Reiche would continue to work on licensed properties such as Tony Hawk's Downhill Jam. In that time, Activision gained the Spyro license, and suggested that Toys for Bob come up with something. This culminated in the release of Skylanders: Spyro's Adventure in 2011, with Reiche as Toys for Bob's Creative Director. The game became a surprise success, and his most notable game since Star Control. The next year, they followed up with the successful release of Skylanders: Giants, building a new franchise with one billion dollars in sales just 15 months after the first game. The series was one of the first and most successful to utilize the toys-to-life feature, and the soaring demand would challenge Reiche to release Skylanders: Trap Team on 10 platforms simultaneously, in 2014.

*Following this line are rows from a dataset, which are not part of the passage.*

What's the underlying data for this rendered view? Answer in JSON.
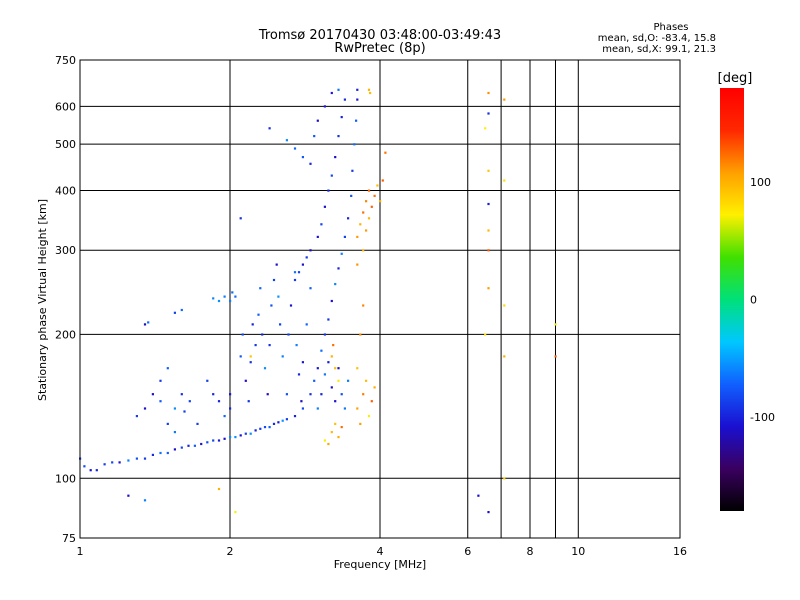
{
  "header": {
    "title_line1": "Tromsø 20170430 03:48:00-03:49:43",
    "title_line2": "RwPretec (8p)",
    "phases_title": "Phases",
    "phases_o": "mean, sd,O: -83.4, 15.8",
    "phases_x": "mean, sd,X:  99.1, 21.3"
  },
  "colorbar": {
    "unit_label": "[deg]",
    "ticks": [
      {
        "value": 100,
        "label": "100"
      },
      {
        "value": 0,
        "label": "0"
      },
      {
        "value": -100,
        "label": "-100"
      }
    ],
    "range": [
      -180,
      180
    ],
    "colors": [
      "#000000",
      "#3a0060",
      "#1a10d0",
      "#1060ff",
      "#00c8ff",
      "#00e07a",
      "#40e000",
      "#fff000",
      "#ffa000",
      "#ff2800",
      "#ff0000"
    ]
  },
  "chart_data": {
    "type": "scatter",
    "title": "Tromsø 20170430 03:48:00-03:49:43",
    "subtitle": "RwPretec (8p)",
    "xlabel": "Frequency [MHz]",
    "ylabel": "Stationary phase Virtual Height [km]",
    "x_scale": "log",
    "y_scale": "log",
    "xlim": [
      1,
      16
    ],
    "ylim": [
      75,
      750
    ],
    "grid": true,
    "x_ticks": [
      {
        "value": 1,
        "label": "1"
      },
      {
        "value": 2,
        "label": "2"
      },
      {
        "value": 4,
        "label": "4"
      },
      {
        "value": 6,
        "label": "6"
      },
      {
        "value": 8,
        "label": "8"
      },
      {
        "value": 10,
        "label": "10"
      },
      {
        "value": 16,
        "label": "16"
      }
    ],
    "y_ticks": [
      {
        "value": 75,
        "label": "75"
      },
      {
        "value": 100,
        "label": "100"
      },
      {
        "value": 200,
        "label": "200"
      },
      {
        "value": 300,
        "label": "300"
      },
      {
        "value": 400,
        "label": "400"
      },
      {
        "value": 500,
        "label": "500"
      },
      {
        "value": 600,
        "label": "600"
      },
      {
        "value": 750,
        "label": "750"
      }
    ],
    "extra_grid_x": [
      7,
      9
    ],
    "color_by": "phase (deg)",
    "series": [
      {
        "mode": "O",
        "phase_mean": -83.4,
        "points": [
          [
            1.0,
            110
          ],
          [
            1.02,
            106
          ],
          [
            1.05,
            104
          ],
          [
            1.08,
            104
          ],
          [
            1.12,
            107
          ],
          [
            1.16,
            108
          ],
          [
            1.2,
            108
          ],
          [
            1.25,
            109
          ],
          [
            1.3,
            110
          ],
          [
            1.35,
            110
          ],
          [
            1.4,
            112
          ],
          [
            1.45,
            113
          ],
          [
            1.5,
            113
          ],
          [
            1.55,
            115
          ],
          [
            1.6,
            116
          ],
          [
            1.65,
            117
          ],
          [
            1.7,
            117
          ],
          [
            1.75,
            118
          ],
          [
            1.8,
            119
          ],
          [
            1.85,
            120
          ],
          [
            1.9,
            120
          ],
          [
            1.95,
            121
          ],
          [
            2.0,
            122
          ],
          [
            2.05,
            122
          ],
          [
            2.1,
            123
          ],
          [
            2.15,
            124
          ],
          [
            2.2,
            124
          ],
          [
            2.25,
            126
          ],
          [
            2.3,
            127
          ],
          [
            2.35,
            128
          ],
          [
            2.4,
            128
          ],
          [
            2.45,
            130
          ],
          [
            2.5,
            131
          ],
          [
            2.55,
            132
          ],
          [
            2.6,
            133
          ],
          [
            2.7,
            135
          ],
          [
            2.8,
            140
          ],
          [
            2.9,
            150
          ],
          [
            3.0,
            170
          ],
          [
            3.05,
            185
          ],
          [
            3.1,
            200
          ],
          [
            3.15,
            215
          ],
          [
            3.2,
            235
          ],
          [
            3.25,
            255
          ],
          [
            3.3,
            275
          ],
          [
            3.35,
            295
          ],
          [
            3.4,
            320
          ],
          [
            3.45,
            350
          ],
          [
            3.5,
            390
          ],
          [
            3.52,
            440
          ],
          [
            3.55,
            500
          ],
          [
            3.58,
            560
          ],
          [
            3.6,
            620
          ],
          [
            3.6,
            650
          ],
          [
            1.3,
            135
          ],
          [
            1.35,
            140
          ],
          [
            1.4,
            150
          ],
          [
            1.45,
            160
          ],
          [
            1.5,
            170
          ],
          [
            1.45,
            145
          ],
          [
            1.55,
            140
          ],
          [
            1.6,
            150
          ],
          [
            1.62,
            138
          ],
          [
            1.66,
            145
          ],
          [
            1.72,
            130
          ],
          [
            1.55,
            125
          ],
          [
            1.5,
            130
          ],
          [
            1.8,
            160
          ],
          [
            1.85,
            150
          ],
          [
            1.9,
            145
          ],
          [
            1.95,
            135
          ],
          [
            2.0,
            150
          ],
          [
            2.0,
            140
          ],
          [
            2.05,
            240
          ],
          [
            2.0,
            235
          ],
          [
            1.9,
            235
          ],
          [
            1.85,
            238
          ],
          [
            1.95,
            240
          ],
          [
            2.02,
            245
          ],
          [
            2.1,
            180
          ],
          [
            2.12,
            200
          ],
          [
            2.15,
            160
          ],
          [
            2.18,
            145
          ],
          [
            2.2,
            175
          ],
          [
            2.22,
            210
          ],
          [
            2.25,
            190
          ],
          [
            2.28,
            220
          ],
          [
            2.3,
            250
          ],
          [
            2.32,
            200
          ],
          [
            2.35,
            170
          ],
          [
            2.38,
            150
          ],
          [
            2.4,
            190
          ],
          [
            2.42,
            230
          ],
          [
            2.45,
            260
          ],
          [
            2.48,
            280
          ],
          [
            2.5,
            240
          ],
          [
            2.52,
            210
          ],
          [
            2.55,
            180
          ],
          [
            2.6,
            150
          ],
          [
            2.62,
            200
          ],
          [
            2.65,
            230
          ],
          [
            2.7,
            270
          ],
          [
            2.72,
            190
          ],
          [
            2.75,
            165
          ],
          [
            2.78,
            145
          ],
          [
            2.8,
            175
          ],
          [
            2.85,
            210
          ],
          [
            2.9,
            250
          ],
          [
            2.95,
            160
          ],
          [
            3.0,
            140
          ],
          [
            3.05,
            150
          ],
          [
            3.1,
            165
          ],
          [
            3.15,
            175
          ],
          [
            3.2,
            155
          ],
          [
            3.25,
            145
          ],
          [
            3.3,
            170
          ],
          [
            3.35,
            150
          ],
          [
            3.4,
            140
          ],
          [
            3.45,
            160
          ],
          [
            3.0,
            320
          ],
          [
            3.05,
            340
          ],
          [
            3.1,
            370
          ],
          [
            3.15,
            400
          ],
          [
            3.2,
            430
          ],
          [
            3.25,
            470
          ],
          [
            3.3,
            520
          ],
          [
            3.35,
            570
          ],
          [
            3.4,
            620
          ],
          [
            3.3,
            650
          ],
          [
            3.2,
            640
          ],
          [
            3.1,
            600
          ],
          [
            3.0,
            560
          ],
          [
            2.95,
            520
          ],
          [
            2.9,
            300
          ],
          [
            2.85,
            290
          ],
          [
            2.8,
            280
          ],
          [
            2.75,
            270
          ],
          [
            2.7,
            260
          ],
          [
            1.35,
            210
          ],
          [
            1.37,
            212
          ],
          [
            1.55,
            222
          ],
          [
            1.6,
            225
          ],
          [
            2.4,
            540
          ],
          [
            2.6,
            510
          ],
          [
            2.7,
            490
          ],
          [
            2.8,
            470
          ],
          [
            2.9,
            455
          ],
          [
            2.1,
            350
          ],
          [
            1.25,
            92
          ],
          [
            1.35,
            90
          ],
          [
            6.3,
            92
          ],
          [
            6.6,
            85
          ],
          [
            6.6,
            375
          ],
          [
            6.6,
            580
          ]
        ]
      },
      {
        "mode": "X",
        "phase_mean": 99.1,
        "points": [
          [
            3.1,
            120
          ],
          [
            3.15,
            118
          ],
          [
            3.2,
            125
          ],
          [
            3.25,
            130
          ],
          [
            3.3,
            122
          ],
          [
            3.35,
            128
          ],
          [
            3.2,
            180
          ],
          [
            3.25,
            170
          ],
          [
            3.3,
            160
          ],
          [
            3.22,
            190
          ],
          [
            3.6,
            320
          ],
          [
            3.65,
            340
          ],
          [
            3.7,
            360
          ],
          [
            3.75,
            330
          ],
          [
            3.8,
            350
          ],
          [
            3.85,
            370
          ],
          [
            3.9,
            390
          ],
          [
            3.95,
            410
          ],
          [
            3.7,
            300
          ],
          [
            3.6,
            280
          ],
          [
            3.75,
            380
          ],
          [
            3.8,
            400
          ],
          [
            4.0,
            380
          ],
          [
            4.05,
            420
          ],
          [
            3.6,
            140
          ],
          [
            3.7,
            150
          ],
          [
            3.75,
            160
          ],
          [
            3.8,
            135
          ],
          [
            3.85,
            145
          ],
          [
            3.9,
            155
          ],
          [
            3.65,
            130
          ],
          [
            3.6,
            170
          ],
          [
            3.65,
            200
          ],
          [
            3.7,
            230
          ],
          [
            3.8,
            650
          ],
          [
            3.82,
            640
          ],
          [
            4.1,
            480
          ],
          [
            6.6,
            640
          ],
          [
            6.5,
            540
          ],
          [
            6.6,
            440
          ],
          [
            6.6,
            330
          ],
          [
            6.6,
            300
          ],
          [
            6.6,
            250
          ],
          [
            6.5,
            200
          ],
          [
            7.1,
            620
          ],
          [
            7.1,
            420
          ],
          [
            7.1,
            230
          ],
          [
            7.1,
            180
          ],
          [
            7.1,
            100
          ],
          [
            9.0,
            210
          ],
          [
            9.0,
            180
          ],
          [
            1.9,
            95
          ],
          [
            2.05,
            85
          ],
          [
            2.2,
            180
          ]
        ]
      }
    ]
  }
}
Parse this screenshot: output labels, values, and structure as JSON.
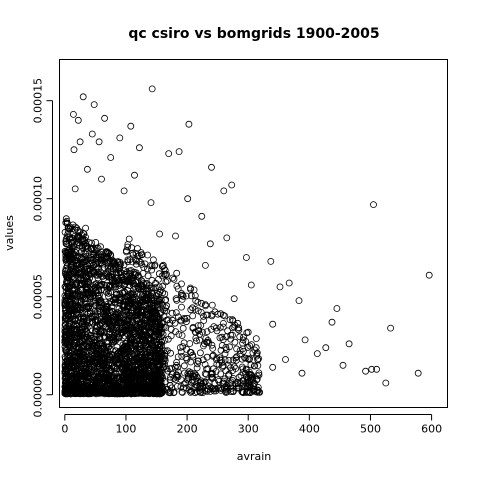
{
  "chart_data": {
    "type": "scatter",
    "title": "qc csiro vs bomgrids 1900-2005",
    "xlabel": "avrain",
    "ylabel": "values",
    "xlim": [
      -8.7,
      626
    ],
    "ylim": [
      -6.5e-06,
      0.000171
    ],
    "x_ticks": [
      0,
      100,
      200,
      300,
      400,
      500,
      600
    ],
    "x_tick_labels": [
      "0",
      "100",
      "200",
      "300",
      "400",
      "500",
      "600"
    ],
    "y_ticks": [
      0,
      5e-05,
      0.0001,
      0.00015
    ],
    "y_tick_labels": [
      "0.00000",
      "0.00005",
      "0.00010",
      "0.00015"
    ],
    "grid": false,
    "marker": "open-circle",
    "colors": {
      "points": "#000000",
      "axes": "#000000",
      "background": "#ffffff"
    },
    "series": [
      {
        "points": [
          [
            66,
            0.00017
          ],
          [
            143,
            0.000156
          ],
          [
            30,
            0.000152
          ],
          [
            48,
            0.000148
          ],
          [
            14,
            0.000143
          ],
          [
            22,
            0.00014
          ],
          [
            65,
            0.000141
          ],
          [
            108,
            0.000137
          ],
          [
            203,
            0.000138
          ],
          [
            45,
            0.000133
          ],
          [
            56,
            0.000129
          ],
          [
            25,
            0.000129
          ],
          [
            90,
            0.000131
          ],
          [
            122,
            0.000126
          ],
          [
            15,
            0.000125
          ],
          [
            75,
            0.000121
          ],
          [
            170,
            0.000123
          ],
          [
            187,
            0.000124
          ],
          [
            37,
            0.000115
          ],
          [
            240,
            0.000116
          ],
          [
            60,
            0.00011
          ],
          [
            114,
            0.000112
          ],
          [
            273,
            0.000107
          ],
          [
            260,
            0.000104
          ],
          [
            17,
            0.000105
          ],
          [
            97,
            0.000104
          ],
          [
            201,
            0.0001
          ],
          [
            141,
            9.8e-05
          ],
          [
            224,
            9.1e-05
          ],
          [
            505,
            9.7e-05
          ],
          [
            12,
            7.9e-05
          ],
          [
            34,
            8.5e-05
          ],
          [
            155,
            8.2e-05
          ],
          [
            238,
            7.7e-05
          ],
          [
            181,
            8.1e-05
          ],
          [
            265,
            8e-05
          ],
          [
            297,
            7e-05
          ],
          [
            337,
            6.8e-05
          ],
          [
            230,
            6.6e-05
          ],
          [
            183,
            6.2e-05
          ],
          [
            596,
            6.1e-05
          ],
          [
            367,
            5.7e-05
          ],
          [
            305,
            5.6e-05
          ],
          [
            352,
            5.5e-05
          ],
          [
            277,
            4.9e-05
          ],
          [
            383,
            4.8e-05
          ],
          [
            445,
            4.4e-05
          ],
          [
            533,
            3.4e-05
          ],
          [
            437,
            3.7e-05
          ],
          [
            340,
            3.6e-05
          ],
          [
            393,
            2.8e-05
          ],
          [
            465,
            2.6e-05
          ],
          [
            427,
            2.4e-05
          ],
          [
            313,
            2.4e-05
          ],
          [
            361,
            1.8e-05
          ],
          [
            413,
            2.1e-05
          ],
          [
            455,
            1.5e-05
          ],
          [
            502,
            1.3e-05
          ],
          [
            492,
            1.2e-05
          ],
          [
            510,
            1.3e-05
          ],
          [
            578,
            1.1e-05
          ],
          [
            525,
            6e-06
          ],
          [
            340,
            1.4e-05
          ],
          [
            388,
            1.1e-05
          ],
          [
            297,
            9e-06
          ],
          [
            260,
            6e-06
          ],
          [
            233,
            3e-06
          ],
          [
            205,
            4e-06
          ]
        ]
      }
    ],
    "dense_cluster": {
      "description_count": 2600,
      "x_range": [
        0,
        160
      ],
      "x_peak": 45,
      "y_range": [
        5e-07,
        9e-05
      ],
      "y_peak": 2.2e-05
    },
    "mid_cloud": {
      "count": 700,
      "x_range": [
        100,
        320
      ],
      "y_range": [
        1e-06,
        8e-05
      ]
    }
  }
}
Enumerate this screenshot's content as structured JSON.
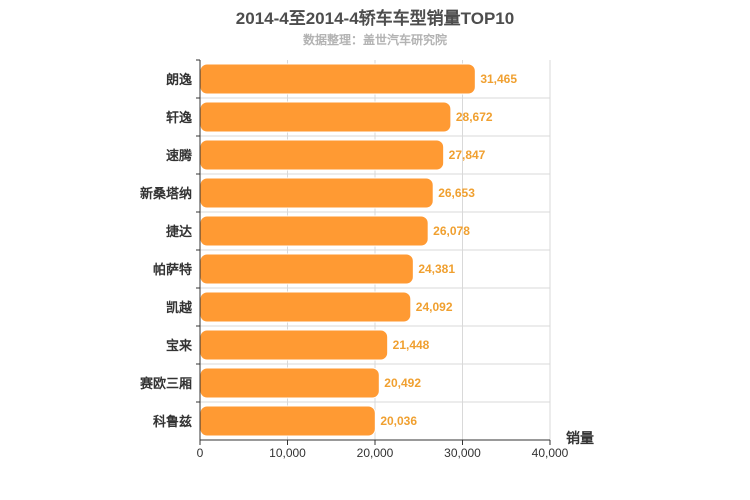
{
  "chart_data": {
    "type": "bar",
    "orientation": "horizontal",
    "title": "2014-4至2014-4轿车车型销量TOP10",
    "subtitle": "数据整理：盖世汽车研究院",
    "xlabel": "销量",
    "ylabel": "",
    "categories": [
      "朗逸",
      "轩逸",
      "速腾",
      "新桑塔纳",
      "捷达",
      "帕萨特",
      "凯越",
      "宝来",
      "赛欧三厢",
      "科鲁兹"
    ],
    "values": [
      31465,
      28672,
      27847,
      26653,
      26078,
      24381,
      24092,
      21448,
      20492,
      20036
    ],
    "value_labels": [
      "31,465",
      "28,672",
      "27,847",
      "26,653",
      "26,078",
      "24,381",
      "24,092",
      "21,448",
      "20,492",
      "20,036"
    ],
    "xlim": [
      0,
      40000
    ],
    "xticks": [
      0,
      10000,
      20000,
      30000,
      40000
    ],
    "xtick_labels": [
      "0",
      "10,000",
      "20,000",
      "30,000",
      "40,000"
    ],
    "grid": true,
    "legend": "none",
    "colors": {
      "bar": "#ff9a33",
      "bar_stroke": "#ffffff",
      "value_label": "#f0a030",
      "grid": "#d9d9d9",
      "axis": "#333333",
      "category_label": "#333333"
    }
  }
}
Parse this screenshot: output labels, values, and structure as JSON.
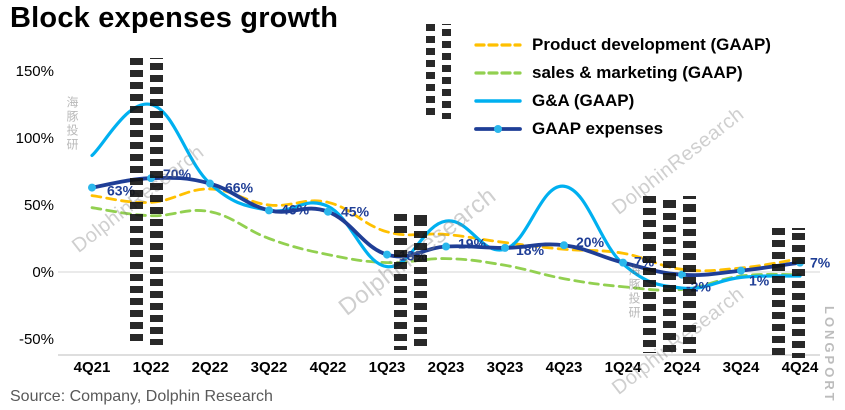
{
  "title": "Block expenses growth",
  "source": "Source: Company, Dolphin Research",
  "watermark": {
    "text": "DolphinResearch",
    "cn": "海豚投研",
    "brand": "LONGPORT"
  },
  "chart_data": {
    "type": "line",
    "title": "Block expenses growth",
    "categories": [
      "4Q21",
      "1Q22",
      "2Q22",
      "3Q22",
      "4Q22",
      "1Q23",
      "2Q23",
      "3Q23",
      "4Q23",
      "1Q24",
      "2Q24",
      "3Q24",
      "4Q24"
    ],
    "y_ticks": [
      150,
      100,
      50,
      0,
      -50
    ],
    "y_tick_labels": [
      "150%",
      "100%",
      "50%",
      "0%",
      "-50%"
    ],
    "ylim": [
      -50,
      150
    ],
    "grid": "zero-baseline-only",
    "legend_position": "top-right",
    "series": [
      {
        "name": "Product development (GAAP)",
        "style": "dashed",
        "color": "#FFC000",
        "values": [
          57,
          52,
          62,
          50,
          52,
          30,
          28,
          22,
          17,
          14,
          2,
          3,
          10
        ]
      },
      {
        "name": "sales & marketing (GAAP)",
        "style": "dashed",
        "color": "#92D050",
        "values": [
          48,
          42,
          45,
          25,
          13,
          7,
          10,
          5,
          -5,
          -11,
          -13,
          -3,
          -2
        ]
      },
      {
        "name": "G&A (GAAP)",
        "style": "solid",
        "color": "#00B0F0",
        "values": [
          87,
          125,
          66,
          46,
          49,
          4,
          38,
          17,
          64,
          6,
          -12,
          -4,
          -3
        ]
      },
      {
        "name": "GAAP expenses",
        "style": "solid-marker",
        "color": "#1F3E96",
        "marker_color": "#2BB7EC",
        "values": [
          63,
          70,
          66,
          46,
          45,
          13,
          19,
          18,
          20,
          7,
          -2,
          1,
          7
        ],
        "labels": [
          "63%",
          "70%",
          "66%",
          "46%",
          "45%",
          "13%",
          "19%",
          "18%",
          "20%",
          "7%",
          "-2%",
          "1%",
          "7%"
        ]
      }
    ]
  }
}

After years of requests from fans, Fred Ford and Paul Reiche III announced they would be working on a direct sequel to the story of Star Control II.

=== Star Control intellectual property split ===
In 2018, Stardock sued Paul Reiche III along with Fred Ford in Stardock Systems, Inc. v. Reiche, for trademark infringement of the "Star Control" trademark. During the course of the lawsuit, Stardock trademarked numerous alien names from Star Control 1 and 2. Reiche and Ford asserted that Atari only owned the game name, marketing content and the new aliens in Star Control 3, and that the in-game alien names to the first two games were never Atari's to sell. Litigation ended at June 2019 when both sides reached a settlement agreeing that Stardock has exclusive rights of the Star Control name with a list of alien names from the first two games being for the exclusive use for Reiche and Ford.